Раткар поднялся и воздел руки к небу в приветственном жесте. Настал его черед говорить. Он произнес выученные с вечера слова древней присяги на полузабытом языке перволюдей, столь сильно отличающимся от наречия снегов, что самый смысл клятвы едва ли понимал кто-то, кроме Хатта и нескольких ученых голов.
После на помост по очереди выходили наместники Северной, Южной и Западной четвертей и произносили слова верности регенту, клянясь сначала на мече, а потом на щите с намалеванным восьмиконечным символом солнца. Лысый Имм подносил им кубок с трескучим сбитнем — старинным священным напитком, что варят из дикого меда и местных душистых трав.

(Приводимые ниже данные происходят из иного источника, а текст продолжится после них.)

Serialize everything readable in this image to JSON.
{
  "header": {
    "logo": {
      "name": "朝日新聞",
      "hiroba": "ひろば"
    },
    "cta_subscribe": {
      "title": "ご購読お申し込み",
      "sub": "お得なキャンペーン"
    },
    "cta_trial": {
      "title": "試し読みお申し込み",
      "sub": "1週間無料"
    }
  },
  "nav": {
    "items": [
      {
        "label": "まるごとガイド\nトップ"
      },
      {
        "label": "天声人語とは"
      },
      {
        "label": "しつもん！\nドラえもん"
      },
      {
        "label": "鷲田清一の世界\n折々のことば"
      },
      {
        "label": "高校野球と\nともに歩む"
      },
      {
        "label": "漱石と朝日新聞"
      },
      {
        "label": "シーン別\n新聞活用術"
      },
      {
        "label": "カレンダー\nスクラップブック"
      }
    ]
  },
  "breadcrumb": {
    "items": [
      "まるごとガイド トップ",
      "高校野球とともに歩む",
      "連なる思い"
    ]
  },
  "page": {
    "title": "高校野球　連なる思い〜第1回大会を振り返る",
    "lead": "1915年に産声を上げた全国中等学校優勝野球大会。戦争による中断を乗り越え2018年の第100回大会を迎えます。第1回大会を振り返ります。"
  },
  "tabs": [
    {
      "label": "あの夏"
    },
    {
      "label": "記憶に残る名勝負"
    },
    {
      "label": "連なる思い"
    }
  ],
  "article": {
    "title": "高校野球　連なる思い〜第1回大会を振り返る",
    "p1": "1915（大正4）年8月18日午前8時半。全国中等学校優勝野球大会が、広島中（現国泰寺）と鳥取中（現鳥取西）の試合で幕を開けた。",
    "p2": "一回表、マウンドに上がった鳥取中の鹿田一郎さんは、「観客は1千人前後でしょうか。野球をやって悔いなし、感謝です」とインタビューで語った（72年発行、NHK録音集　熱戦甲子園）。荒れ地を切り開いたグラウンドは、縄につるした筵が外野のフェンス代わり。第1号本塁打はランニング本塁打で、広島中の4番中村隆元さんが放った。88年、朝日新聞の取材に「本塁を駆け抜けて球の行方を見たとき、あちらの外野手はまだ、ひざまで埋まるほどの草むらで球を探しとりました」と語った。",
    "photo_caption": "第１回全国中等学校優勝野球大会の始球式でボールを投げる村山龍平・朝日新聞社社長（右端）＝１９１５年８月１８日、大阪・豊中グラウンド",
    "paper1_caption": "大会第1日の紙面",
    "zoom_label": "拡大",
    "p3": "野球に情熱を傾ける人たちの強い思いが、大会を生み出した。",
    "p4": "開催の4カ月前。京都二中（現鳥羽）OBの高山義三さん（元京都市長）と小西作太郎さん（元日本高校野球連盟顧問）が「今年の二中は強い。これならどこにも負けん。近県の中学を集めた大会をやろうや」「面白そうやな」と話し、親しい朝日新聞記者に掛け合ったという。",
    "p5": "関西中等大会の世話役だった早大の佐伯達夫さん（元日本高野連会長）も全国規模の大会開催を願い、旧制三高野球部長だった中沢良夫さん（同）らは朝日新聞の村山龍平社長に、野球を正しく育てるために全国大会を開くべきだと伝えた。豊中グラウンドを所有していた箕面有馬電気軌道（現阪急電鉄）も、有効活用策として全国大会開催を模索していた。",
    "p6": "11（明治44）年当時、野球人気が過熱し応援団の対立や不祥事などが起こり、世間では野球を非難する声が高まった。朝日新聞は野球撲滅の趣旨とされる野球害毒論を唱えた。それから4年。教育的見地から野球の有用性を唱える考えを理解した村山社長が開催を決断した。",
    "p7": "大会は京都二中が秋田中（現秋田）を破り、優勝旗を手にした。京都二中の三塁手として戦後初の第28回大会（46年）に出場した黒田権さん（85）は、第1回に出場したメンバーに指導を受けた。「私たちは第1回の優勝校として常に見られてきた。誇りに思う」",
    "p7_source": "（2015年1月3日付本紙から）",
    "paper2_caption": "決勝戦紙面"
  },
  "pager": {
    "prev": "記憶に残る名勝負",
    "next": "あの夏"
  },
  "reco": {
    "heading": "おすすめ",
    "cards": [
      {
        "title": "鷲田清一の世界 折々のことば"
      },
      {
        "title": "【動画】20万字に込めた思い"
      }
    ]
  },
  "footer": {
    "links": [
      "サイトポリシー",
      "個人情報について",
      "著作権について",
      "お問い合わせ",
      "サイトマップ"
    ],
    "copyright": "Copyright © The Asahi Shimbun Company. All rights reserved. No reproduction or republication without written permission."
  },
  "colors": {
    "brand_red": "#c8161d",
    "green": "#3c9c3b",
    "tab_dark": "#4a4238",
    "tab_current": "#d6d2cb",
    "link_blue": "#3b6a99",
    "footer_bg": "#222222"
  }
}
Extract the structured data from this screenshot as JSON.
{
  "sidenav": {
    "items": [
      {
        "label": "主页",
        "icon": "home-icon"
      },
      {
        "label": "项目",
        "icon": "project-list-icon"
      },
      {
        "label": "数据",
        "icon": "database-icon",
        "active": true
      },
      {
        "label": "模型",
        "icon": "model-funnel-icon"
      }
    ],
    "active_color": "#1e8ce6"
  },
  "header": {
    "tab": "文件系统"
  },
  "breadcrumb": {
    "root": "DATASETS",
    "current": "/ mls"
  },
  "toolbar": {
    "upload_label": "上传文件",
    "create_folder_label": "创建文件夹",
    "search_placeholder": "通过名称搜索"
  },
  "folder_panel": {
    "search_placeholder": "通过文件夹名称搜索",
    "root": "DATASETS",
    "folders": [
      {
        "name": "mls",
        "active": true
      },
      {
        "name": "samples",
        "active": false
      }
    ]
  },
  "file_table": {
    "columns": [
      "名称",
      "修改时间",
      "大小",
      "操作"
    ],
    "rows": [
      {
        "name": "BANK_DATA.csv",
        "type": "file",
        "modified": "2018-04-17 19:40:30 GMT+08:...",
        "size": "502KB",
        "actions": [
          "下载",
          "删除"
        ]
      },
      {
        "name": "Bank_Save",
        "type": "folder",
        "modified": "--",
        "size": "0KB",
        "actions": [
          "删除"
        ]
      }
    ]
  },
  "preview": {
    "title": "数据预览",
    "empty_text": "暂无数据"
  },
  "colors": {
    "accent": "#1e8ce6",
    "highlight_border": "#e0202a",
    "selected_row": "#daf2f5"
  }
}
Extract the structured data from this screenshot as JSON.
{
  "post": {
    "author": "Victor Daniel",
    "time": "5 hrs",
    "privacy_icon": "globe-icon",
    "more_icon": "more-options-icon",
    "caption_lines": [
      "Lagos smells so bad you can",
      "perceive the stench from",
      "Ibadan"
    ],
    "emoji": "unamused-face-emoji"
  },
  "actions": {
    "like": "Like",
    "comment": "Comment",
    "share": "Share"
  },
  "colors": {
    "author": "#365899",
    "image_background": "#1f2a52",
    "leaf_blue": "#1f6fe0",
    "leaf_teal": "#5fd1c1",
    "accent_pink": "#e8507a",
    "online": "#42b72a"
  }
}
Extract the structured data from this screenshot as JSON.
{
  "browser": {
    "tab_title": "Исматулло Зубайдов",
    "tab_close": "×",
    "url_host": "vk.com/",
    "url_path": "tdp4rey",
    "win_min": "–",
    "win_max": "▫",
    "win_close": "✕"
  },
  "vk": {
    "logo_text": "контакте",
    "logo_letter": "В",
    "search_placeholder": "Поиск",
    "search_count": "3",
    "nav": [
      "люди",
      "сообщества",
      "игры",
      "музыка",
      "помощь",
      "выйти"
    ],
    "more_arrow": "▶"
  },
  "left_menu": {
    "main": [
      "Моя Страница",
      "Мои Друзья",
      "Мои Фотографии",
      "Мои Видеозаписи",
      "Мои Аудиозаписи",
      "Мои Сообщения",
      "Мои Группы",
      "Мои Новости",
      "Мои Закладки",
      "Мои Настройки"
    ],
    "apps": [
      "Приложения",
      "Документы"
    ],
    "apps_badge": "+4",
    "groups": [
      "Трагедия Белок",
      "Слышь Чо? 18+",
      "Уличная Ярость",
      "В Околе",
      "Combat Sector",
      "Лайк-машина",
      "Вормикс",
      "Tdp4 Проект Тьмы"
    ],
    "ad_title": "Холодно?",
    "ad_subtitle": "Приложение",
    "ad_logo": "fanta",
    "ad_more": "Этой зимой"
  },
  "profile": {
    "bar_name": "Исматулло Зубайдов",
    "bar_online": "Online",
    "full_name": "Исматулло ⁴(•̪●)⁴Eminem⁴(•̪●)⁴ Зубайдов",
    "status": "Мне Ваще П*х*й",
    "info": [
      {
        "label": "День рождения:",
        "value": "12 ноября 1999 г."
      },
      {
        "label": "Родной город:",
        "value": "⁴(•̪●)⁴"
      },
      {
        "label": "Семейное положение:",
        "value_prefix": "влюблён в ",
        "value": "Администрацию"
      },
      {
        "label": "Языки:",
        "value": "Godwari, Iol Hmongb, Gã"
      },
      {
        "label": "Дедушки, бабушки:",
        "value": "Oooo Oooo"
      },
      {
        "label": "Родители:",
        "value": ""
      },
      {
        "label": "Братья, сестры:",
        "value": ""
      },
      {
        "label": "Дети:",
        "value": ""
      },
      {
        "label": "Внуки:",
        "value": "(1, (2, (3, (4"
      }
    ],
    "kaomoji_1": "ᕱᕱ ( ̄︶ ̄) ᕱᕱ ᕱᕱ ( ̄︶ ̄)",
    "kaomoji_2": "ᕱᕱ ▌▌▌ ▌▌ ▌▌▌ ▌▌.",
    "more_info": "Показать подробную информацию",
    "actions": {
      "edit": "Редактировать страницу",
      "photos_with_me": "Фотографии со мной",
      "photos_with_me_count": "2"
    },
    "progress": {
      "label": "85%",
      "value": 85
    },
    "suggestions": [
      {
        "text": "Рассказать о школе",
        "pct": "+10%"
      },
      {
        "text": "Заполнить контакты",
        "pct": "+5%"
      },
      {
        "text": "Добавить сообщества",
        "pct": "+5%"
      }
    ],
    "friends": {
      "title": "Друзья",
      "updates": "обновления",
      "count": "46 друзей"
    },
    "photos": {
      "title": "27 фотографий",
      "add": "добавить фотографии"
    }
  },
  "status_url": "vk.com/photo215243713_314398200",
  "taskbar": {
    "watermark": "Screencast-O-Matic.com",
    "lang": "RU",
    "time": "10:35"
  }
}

Управителем Западной четверти, самой меньшей по населению из-за разросшегося по его землям Крапивника, был дородный муж по имени Корлик Сивый. Прозвищу своему он давно перестал соответствовать, ибо полысел. Из-за объемного брюшка он пыхтел и сопел при каждом шаге, будто кузнечные меха. Феор рассказывал, что ни один конь такой вес не выдерживал, поэтому Корлику приходилось путешествовать в повозке, однако еще не нашелся безумец, который вздумал бы его за это высмеять.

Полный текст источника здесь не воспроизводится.